Yang membuat sebuah meditasi menjadi sempurna

Meditasi melatih kita meningkatkan perhatian. Perubahan di dalam otak yang terkait dengan perhatian sering terlihat selama meditasi (Tang, 2007). Memang, dalam meditasi, kesadaran akan keadaan di sini dan saat ini adalah produk hasilnya. Memfokuskan pikiran akan membantu untuk mencapai kesadaran. Bagi pemula, bagaimanapun, ini tidak mudah untuk membuat keputusan semacam ini untuk meraih posisi ini. Prosesnya juga melibatkan mengelola lima indera tubuh. Proses untuk mencapai akhir dari meditasi bisa menjadi tugas sulit yang kognitif. Agar manusia bias bekerja secara efisien, perhatian dan daya ingat atau memori harus bekerja bersama.
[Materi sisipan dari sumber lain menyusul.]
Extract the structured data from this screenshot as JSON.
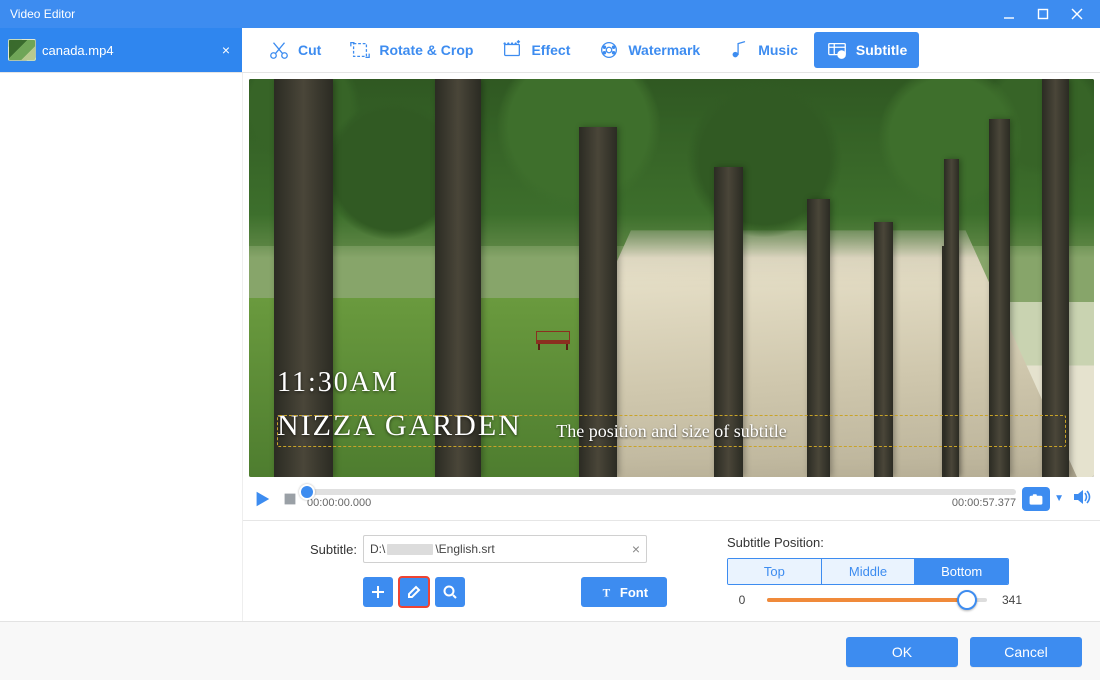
{
  "window": {
    "title": "Video Editor"
  },
  "file_tab": {
    "name": "canada.mp4"
  },
  "toolbar": {
    "cut": "Cut",
    "rotate": "Rotate & Crop",
    "effect": "Effect",
    "watermark": "Watermark",
    "music": "Music",
    "subtitle": "Subtitle",
    "active": "subtitle"
  },
  "preview": {
    "overlay_time": "11:30AM",
    "overlay_place": "NIZZA GARDEN",
    "subtitle_guide": "The position and size of subtitle"
  },
  "playback": {
    "current": "00:00:00.000",
    "total": "00:00:57.377"
  },
  "subtitle_panel": {
    "label": "Subtitle:",
    "path_pre": "D:\\",
    "path_post": "\\English.srt",
    "font_button": "Font"
  },
  "position_panel": {
    "label": "Subtitle Position:",
    "options": {
      "top": "Top",
      "middle": "Middle",
      "bottom": "Bottom"
    },
    "selected": "bottom",
    "slider_min": 0,
    "slider_max": 341,
    "slider_value": 310
  },
  "footer": {
    "ok": "OK",
    "cancel": "Cancel"
  }
}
Menurut Benson (1975), berikut adalah 4 syarat mindful meditation: lingkungan yang tenang, perangkat mental, sikap yang pasif, dan posisi yang nyaman. Syarat yang kedua, perangkat mental, adalah alat untuk dipikirkan. Bagi sebagian orang, hal ini bisa berupa sebuah kalimat afirmasi atau mantra. Bagi sebagian lainnya, bisa musik, pikiran, dan objek fisik lainnya. Proses dari memfokuskan pikiran ke perangkat mental membutuhkan pengulangan. Penelitian menemukan kalau proses ini menimbulkan kualitas perhatian yang penuh dan pembentukan persepsi yang lebih baik (Malinowski, 2013). Kedua penemuan ini berarti pikiran akan membutuhkan sedikit perhatian untuk mengingat sesuatu setelah praktik meditasi.

Hasilnya

Proses dari mindful meditation, melalui memfokuskan perhatian, telah dibuktikan untuk meningkatkan memori seseorang. Ini adalah salah satu dari banyaknya manfaat meditation mindfulness. Bagaimanapun juga, proses ini tidak bisa diperoleh dalam satu percobaan. Harus melakukan prakti yang teratur untuk mendapatnya focus perhatian seperti ini.

Melihat bagaimana meditasi mempengaruhi otak dengan cara yang jelas dan secara fisik, meditasi juga bisa dilihat dengan jelas sebagai bentuk kunci untuk mengatasi beberapa penyakit mental. Depresi contohnya, salah satunya disebabkan oleh kesedihan seseorang yang mendalam. Ini bisa diatasi dengan bantuan meditasi perlahan, membawa kesadaran seseorang ke waktu saat ini. Hal yang sama untuk kegelisahan, yang disebabkan oleh kesadaran seseorang yang tidak ada di waktu saat ini.

Para peneliti dan psikolog masih mempelajari efek dari meditasi. Beberapa efek masih tidak diketahui. Apa yang kita tahu secara ilmiah adalah praktik meditasi yang tetap akan membantu pikiran mempekerjakan memori lebih baik.


Tang, Y. Y. et al. Short-term meditation training improves attention and self-regulation. Proc. Natl Acad. Sci. USA 104, 17152–17156 (2007).

Buttle, Heather. “Attention and Working Memory in Mindfulness–Meditation Practices.” The Journal of Mind and Behavior, vol. 32, no. 2, 2011, pp. 123–134. Spring 2011.

Malinowski, Peter. “Neural Mechanisms of Attentional Control in Mindfulness Meditation.” 4 Feb. 2013.